Luke Cage showrunner Cheo Hodari Coker bid a public farewell to the show on Twitter, and he was later joined by series actress Karen Pittman and Colter himself, who thanked Marvel and Netflix for the opportunity to play Harlem’s hero.

Of course, none of this has stopped fans from campaigning for the return of Iron Fist, and a current campaign on Change.org to bring back Luke Cage for a third season was closing in on 30,000 signatures as of October 22.

Unfortunately for those fans, the changing face of the streaming landscape for Netflix itself also makes the continuation of the two series unlikely.

When Marvel’s collaboration with Netflix was first announced, the latter company didn’t have nearly as many high-profile projects in production as it does now. Given the massive success of in-house projects like Stranger Things in recent years, the decision by Netflix to begin moving away from shows it doesn’t wholly own makes sense — just as much sense as Disney’s decision to consolidate properties it owns on its own streaming platform, in fact.
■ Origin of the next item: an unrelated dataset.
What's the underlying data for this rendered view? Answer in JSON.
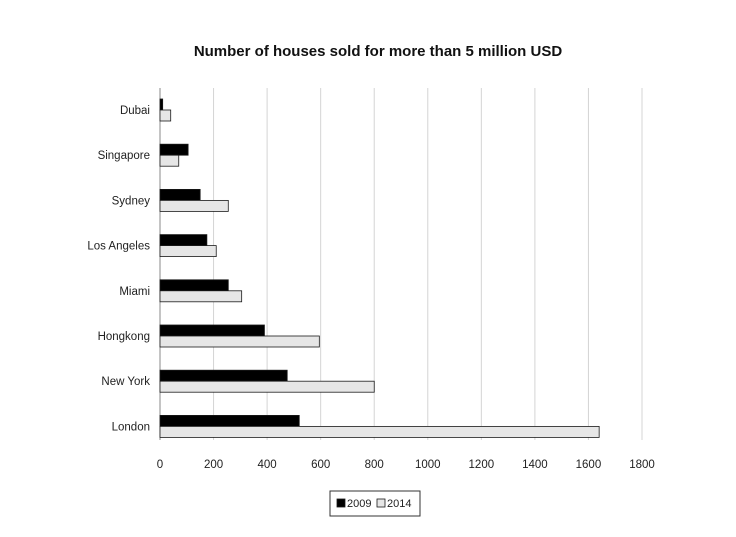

Keeping all of that in mind, it might be wise for fans of the Marvel-Netflix series to hope for the best, but expect the imminent end of the companies’ grand experiment. The third season of Daredevil is available now, and it’s been one of the series’ best, while new seasons of Punisher and Jessica Jones will hopefully send both series out on a similarly high note if they don’t continue beyond those story arcs.